Derivation of name and historical aspects
The specific epithet (pictifolia) pertains to its white-spotted leaves (pictus = painted, and folium = leaf). The species was first collected by a Mr Marais on cliffs adjacent to the Kouga Dam (Patensie District, E. Cape). It was named by Mr Dave Hardy (24 September 1931-31 May 1998), former horticulturist at the then Botanical Research Institute in Pretoria.

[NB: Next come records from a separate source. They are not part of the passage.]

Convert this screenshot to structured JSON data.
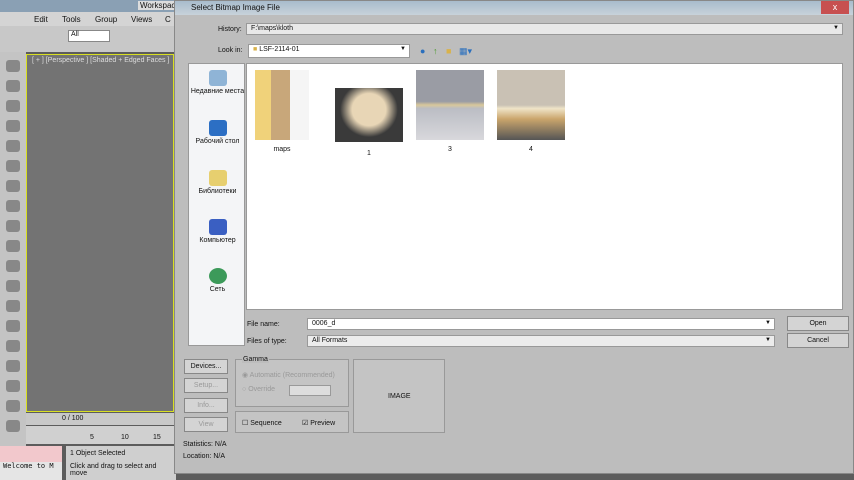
{
  "app": {
    "toolbar_workspace": "Workspace",
    "menu": [
      "Edit",
      "Tools",
      "Group",
      "Views",
      "C"
    ],
    "selection_filter": "All",
    "viewport_label": "[ + ] [Perspective ] [Shaded + Edged Faces ]",
    "time_slider": "0 / 100",
    "track_ticks": [
      "5",
      "10",
      "15"
    ],
    "status_selected": "1 Object Selected",
    "status_hint": "Click and drag to select and move",
    "listener": "Welcome to M"
  },
  "dialog": {
    "title": "Select Bitmap Image File",
    "close": "x",
    "history_label": "History:",
    "history_value": "F:\\maps\\kloth",
    "lookin_label": "Look in:",
    "lookin_value": "LSF-2114-01",
    "places": [
      {
        "label": "Недавние места",
        "icon": "recent-places-icon"
      },
      {
        "label": "Рабочий стол",
        "icon": "desktop-icon"
      },
      {
        "label": "Библиотеки",
        "icon": "libraries-icon"
      },
      {
        "label": "Компьютер",
        "icon": "computer-icon"
      },
      {
        "label": "Сеть",
        "icon": "network-icon"
      }
    ],
    "files": [
      {
        "name": "maps",
        "type": "folder"
      },
      {
        "name": "1",
        "type": "image"
      },
      {
        "name": "3",
        "type": "image"
      },
      {
        "name": "4",
        "type": "image"
      }
    ],
    "filename_label": "File name:",
    "filename_value": "0006_d",
    "filetype_label": "Files of type:",
    "filetype_value": "All Formats",
    "open": "Open",
    "cancel": "Cancel",
    "devices": "Devices...",
    "setup": "Setup...",
    "info": "Info...",
    "view": "View",
    "gamma_title": "Gamma",
    "gamma_auto": "Automatic (Recommended)",
    "gamma_override": "Override",
    "sequence": "Sequence",
    "preview": "Preview",
    "preview_placeholder": "IMAGE",
    "statistics": "Statistics: N/A",
    "location": "Location: N/A"
  }
}
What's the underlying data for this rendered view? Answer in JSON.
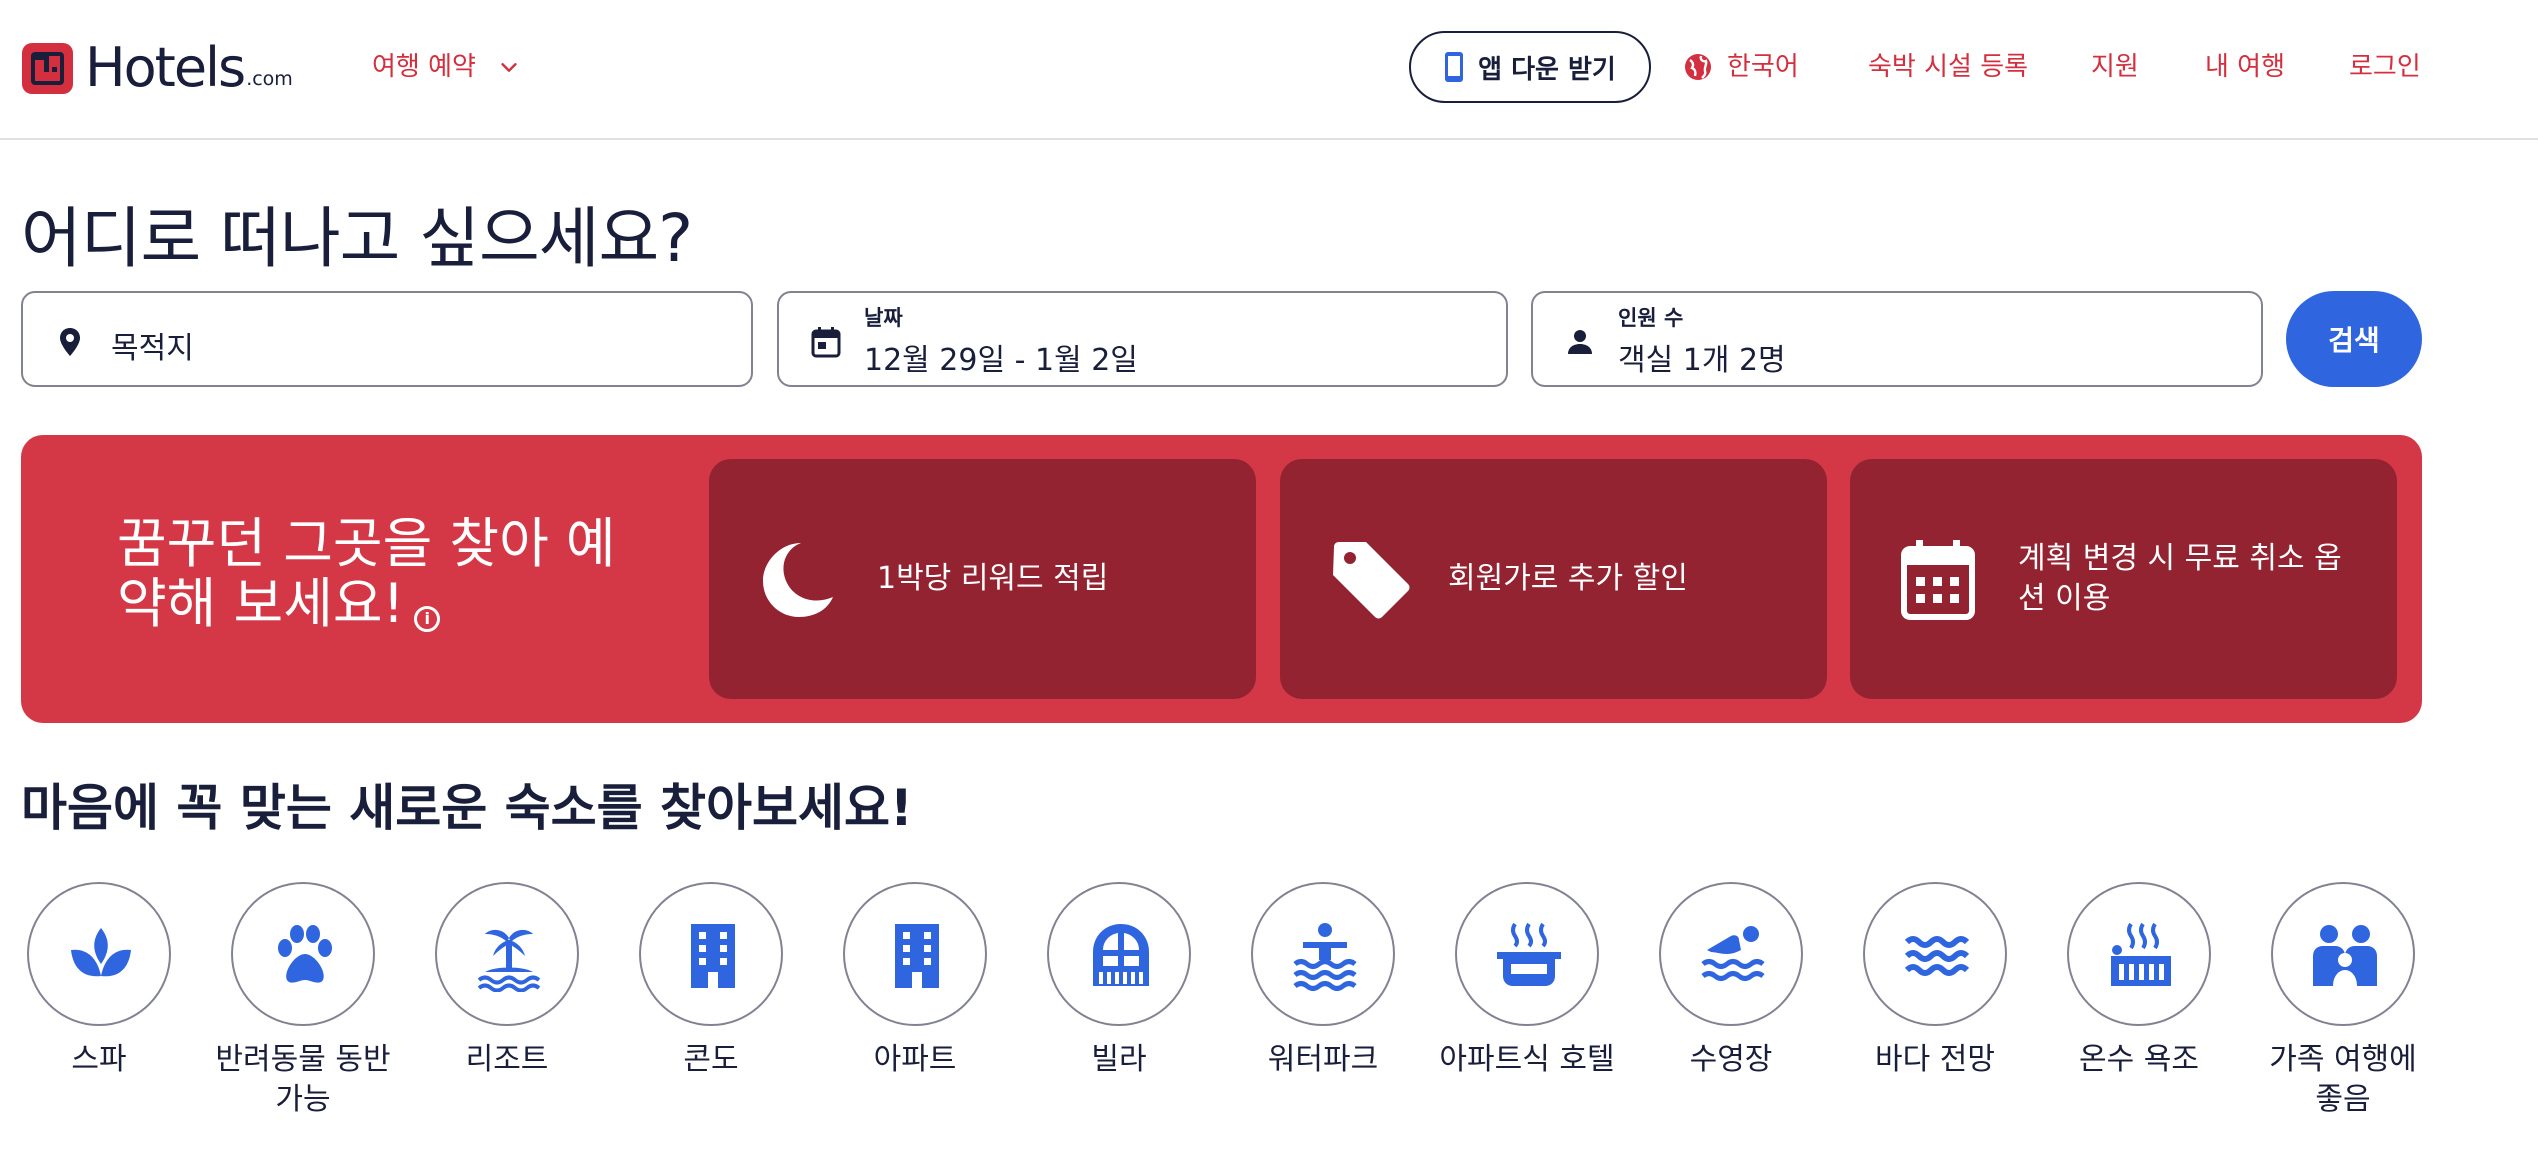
{
  "header": {
    "logo_text": "Hotels",
    "logo_suffix": ".com",
    "trip_menu_label": "여행 예약",
    "app_button_label": "앱 다운 받기",
    "language_label": "한국어",
    "list_property_label": "숙박 시설 등록",
    "support_label": "지원",
    "my_trips_label": "내 여행",
    "login_label": "로그인"
  },
  "search": {
    "headline": "어디로 떠나고 싶으세요?",
    "destination_placeholder": "목적지",
    "date_label": "날짜",
    "date_value": "12월 29일 - 1월 2일",
    "guests_label": "인원 수",
    "guests_value": "객실 1개 2명",
    "search_button_label": "검색"
  },
  "banner": {
    "title": "꿈꾸던 그곳을 찾아 예약해 보세요!",
    "info_icon": "i",
    "cards": [
      {
        "icon": "moon-icon",
        "text": "1박당 리워드 적립"
      },
      {
        "icon": "tag-icon",
        "text": "회원가로 추가 할인"
      },
      {
        "icon": "calendar-icon",
        "text": "계획 변경 시 무료 취소 옵션 이용"
      }
    ]
  },
  "property_types": {
    "headline": "마음에 꼭 맞는 새로운 숙소를 찾아보세요!",
    "items": [
      {
        "icon": "spa-icon",
        "label": "스파"
      },
      {
        "icon": "paw-icon",
        "label": "반려동물 동반 가능"
      },
      {
        "icon": "palm-tree-icon",
        "label": "리조트"
      },
      {
        "icon": "building-icon",
        "label": "콘도"
      },
      {
        "icon": "building-icon",
        "label": "아파트"
      },
      {
        "icon": "villa-icon",
        "label": "빌라"
      },
      {
        "icon": "water-park-icon",
        "label": "워터파크"
      },
      {
        "icon": "kitchen-pot-icon",
        "label": "아파트식 호텔"
      },
      {
        "icon": "swimming-icon",
        "label": "수영장"
      },
      {
        "icon": "waves-icon",
        "label": "바다 전망"
      },
      {
        "icon": "hot-tub-icon",
        "label": "온수 욕조"
      },
      {
        "icon": "family-icon",
        "label": "가족 여행에 좋음"
      }
    ]
  },
  "colors": {
    "brand_red": "#d32f3f",
    "banner_red": "#d43846",
    "card_dark_red": "#942332",
    "primary_blue": "#2f66df",
    "text_navy": "#191e3b"
  }
}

Aloe pictifolia flowers during spring (October to November), but sporadically also at other times. Plants are pollinated by sunbirds and seeds are wind-dispersed. The plants grow on quartztic sandstone ledges in full sun or partial shade. When growing pendent from crevices the leaves recurve and when growing erectly the leaves are ascending to incurved. Plants are initially solitary but the rosettes divide to form small to dense clusters. During wet conditions the leaves become very turgid and almost rounded (subterete); during dry spells they become flattened and reddish-tinged.
Uses and cultural aspects
It is popular in cultivation and is not used medicinally.
Growing Aloe pictifolia
Aloe pictifolia is an atractive small plant best grown in Thicket Gardens. It is an easy grower, and can be planted in full sun or partial shade. Propagation is easy, from both division or seed and plants thrive in small containers. Seed germinates within 3 weeks and plants will flower in the third year. In areas where frost is experienced, it is best grown as a container subject in a greenhouse under controlled environmental conditions.
References & suggested reading
- Glen, H.F. & Hardy, D.S. 2000. Aloaceae (first part): Aloe. Flora of southern Africa 5,1,1. National Botanical Institute, Pretoria.
- Hardy, D.S. 1976. A new species of Aloe from the Humansdorp District. Bothalia 12: 62.